Epigraph

“People whom fate and their sin-mistakes have placed in a certain position, however false that position may be, form a view of life in general which makes their position seem good and admissible. . . . This surprises us when the persons concerned are thieves bragging about their dexterity, prostitutes vaunting their depravity, or murders boasting of their cruelty. But it surprises us only because the circle, the atmosphere, in which these people live, is limited, and chiefly because we are outside it. Can we not observe the same phenomenon when the rich boast of their wealth-robbery, when commanders of armies pride themselves on their victories-murder, and when those in high places vaunt their power-violence? That we do not see the perversion in the views of life held by these people, is only because the circle formed by them is larger and we ourselves belong to it.” (Resurrection, Leo Tolstoy, trans. Louise Maude)

New Readers:

Please start reading with my first post "A Cup of Coffee". Originally posted on March 19, the archival date changed when I made corrections on May 13, which is the date under which you can find it now.

I'll learn to manage this all more smoothly someday, but at present I have at most only an hour online each day (that thanks to the San Francisco Public Library system, without which I would be lost).

Friday, September 26, 2014

We



In those days, the State would not allow gay people to marry, nor did it recognize “Domestic Partnerships.”  We did not care about those facts.  Most young people who were straight did not want to marry either.  We all regarded marriage as a patriarchal institution in which a father sold his daughter to another man who thereby became her husband.  “Husband,” after all, means “manager,” as in “animal husbandry” or in “to husband nature’s riches from expense.”  Why would anyone want to enter into that kind of relationship?  We wanted to be neither “husband” nor “wife.”

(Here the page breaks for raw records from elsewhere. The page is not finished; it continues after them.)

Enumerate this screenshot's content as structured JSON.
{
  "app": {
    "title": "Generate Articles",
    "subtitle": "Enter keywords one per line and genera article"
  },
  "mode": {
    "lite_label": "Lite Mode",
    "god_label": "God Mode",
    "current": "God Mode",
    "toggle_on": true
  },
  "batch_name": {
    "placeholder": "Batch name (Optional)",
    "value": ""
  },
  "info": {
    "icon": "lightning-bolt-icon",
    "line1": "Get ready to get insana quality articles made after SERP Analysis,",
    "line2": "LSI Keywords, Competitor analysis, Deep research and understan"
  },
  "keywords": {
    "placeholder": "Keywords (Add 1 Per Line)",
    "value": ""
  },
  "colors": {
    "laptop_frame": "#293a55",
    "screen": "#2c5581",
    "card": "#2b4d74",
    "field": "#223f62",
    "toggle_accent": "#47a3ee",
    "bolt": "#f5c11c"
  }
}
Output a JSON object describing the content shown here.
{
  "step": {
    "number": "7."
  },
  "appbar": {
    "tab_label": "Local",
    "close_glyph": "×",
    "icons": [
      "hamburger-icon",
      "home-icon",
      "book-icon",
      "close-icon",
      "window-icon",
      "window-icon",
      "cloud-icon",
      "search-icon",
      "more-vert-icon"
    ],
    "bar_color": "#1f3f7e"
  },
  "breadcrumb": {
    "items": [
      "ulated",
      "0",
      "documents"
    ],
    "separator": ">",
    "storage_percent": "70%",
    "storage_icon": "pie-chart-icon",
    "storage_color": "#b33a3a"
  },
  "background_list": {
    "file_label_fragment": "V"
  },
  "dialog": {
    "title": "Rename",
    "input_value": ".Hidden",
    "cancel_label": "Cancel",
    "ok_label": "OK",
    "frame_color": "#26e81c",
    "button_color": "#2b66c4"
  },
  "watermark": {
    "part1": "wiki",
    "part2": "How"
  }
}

We called each other “Lover” or, while still beginning and not yet ready for that commitment, “Boyfriend.”  Later we shied away from such the more emotional terminology, finding “Lover” perhaps too dramatic, and we chose “Partner” instead.  This latter term implied something more objective, more durable, and more socially – even legally – recognizable.  Besides, “Lover” still had some associations with the world of marriage – a Lover or a Mistress was an extra-marital consort with whom one committed adultery.

My first lover (for it was that long ago) studied Medieval Latin poetry.  He discovered a body of love poems written by monks to other men and to boys.  For centuries these works had lain hidden among manuscripts kept in monasteries and university libraries in England, France, and North America.  He translated and published them, and his work was important in the development of a new field of gay studies.  John Boswell, in his book Same-Sex Unions in Pre-modern Europe cited my first lover’s work and acknowledged its importance.

But the thing that my lover taught me about Medieval Latin poetry that struck me most powerfully was the fact that poetry of that period was almost always (these love poems being some of the very few exceptions) written in the first person plural.  We can hardly imagine such a thing:  the first person singular, “I” being probably the single most reliable hallmark of modern poetry, that is, of poetry since at least Dickinson and Whitman, and probably before that.  Yet for the thousand years between the fall of Rome and the Renaissance, poetry spoke in the voice of “we.”

What would a discourse or a poetics that speaks in the first person plural look like today?  Over the past few decades a form of political discourse called “Identity Politics” has emerged.  Identity Politics suggests that people vote for (and otherwise ally themselves with) politicians and movements which they feel reinforce themselves personally and their ways of living, so that the political landscape has come to be seen as consisting of racial politics, feminist or gender politics, gay politics, Hispanic politics, etc.

Similarly, politicians, pundits, and organizers talk all the time about “the community” of one kind or another.  Even businesses, especially internet businesses, speak of their clientele as this or that “community” – Apple customers, Facebook members, and Uber riders are all “communities.”

But Identity Politics and Consumer Communities are only awkward attempts to characterize a position on issues that might obtain for a group.  Because those who use this terminology have not consciously embraced the validity of speaking as “we,” they remain mired in the individualist world-view and attempt to mediate the limitations of that view with complex verbal and conceptual frameworks.  Like Ptolemaic astronomers, they are stuck explaining that various planets stop in their orbits around the earth and then go backward (or “retrograde) for a while before stopping again and then proceeding in their usual direction.  Where is the new Copernicus who can show that viewing things from the point of view that all the planets, even the Earth, revolve around the sun makes everything in the Heavens easy to understand?  When will the collective view, rather than the view of atomized individuals, begin to address the nation’s problems – and the world’s – and to find solutions?

*

Historical note:

The Declaration of Independence justified the rebellion against the British throne by asserting certain “truths” as axiomatic.  The ability to make these fundamental and undeniable claims came not by referring to Biblical or to any other authority.  Jefferson simply wrote that “We hold these truths to be self-evident.”  And this “we” was not merely a “we the undersigned” – it was not shorthand for the individuals who signed the document.  It was with the voice of “the People” that Jefferson wrote, specifically “in the Name, and by Authority of the good People of these Colonies.”
 
When will we hear the voice of the People speak for itself again?